These three conditions were also investigated in spectroscopy experiments, which we compare to throughout the article. (a) Free energy projected onto the TM6 backbone displacement, measured the Cɑ distance between residues L272(6.34) and R131(3.50), and the ionic lock distance. Black boxes highlight states where the Ionic lock side chains assume agonist-specific orientations either toward (for carazolol) or away (for BI-167107) from each other. (b) Free energy projected onto the hydration of the G protein-binding site, measured as the number of water molecules within 0.8 nm of L266(6.34) and the ionic lock distance. Black boxes highlight the agonist-specific active state with a dehydrated binding site.

Figure 3 with 4 supplements
Dimensionality reduction techniques applied to the active-like simulation ensembles.

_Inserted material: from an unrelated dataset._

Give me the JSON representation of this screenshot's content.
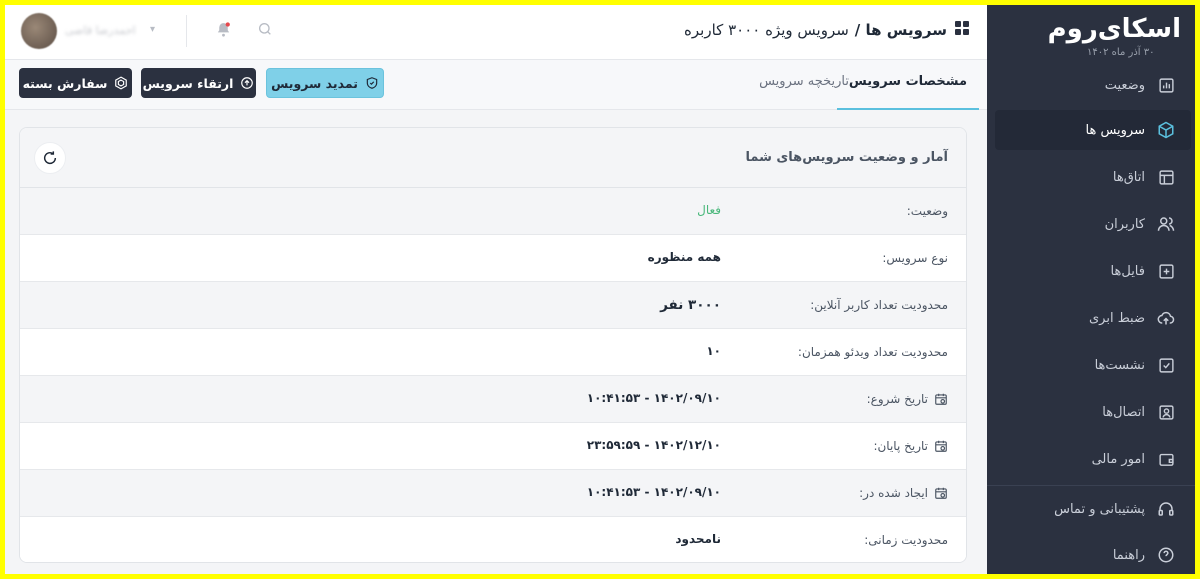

Each point represents a simulation snapshot, colored according to the ligand bound to the receptor. Red dashed lines highlight regions where agonists cluster. The features are computed as the inverse closest heavy atom distances between residues. (a) Principal component analysis (PCA) projection onto the first two principal components (PCs), (b) multi-dimensional scaling (MDS) and (c) t-distributed stochastic neighbor embedding (t-SNE). (d) The similarity between conformations sampled when agonist (BI-167107, adrenaline and salmeterol) and non-agonist ligands are bound, measured as the average distance between configurations in the full feature space.

Figure 3—figure supplement 1
Dimensionality reduction of the activation pathways, applied to the activation paths derived from the swarms of trajectories method.

Every point represents a simulation snapshot, colored according to its index along the converged string with a marker specific to the bound ligand. The darker the color, the closer to the active state endpoint the snapshot is. The features are computed as the inverse closest heavy atom distances between residues. (a) The first two principal components (PCs) of principal component analysis (PCA), (b) PCA’s third and fourth PC, (c) multi-dimensional scaling (MDS) and (d) t-distributed stochastic neighbor embedding (t-SNE).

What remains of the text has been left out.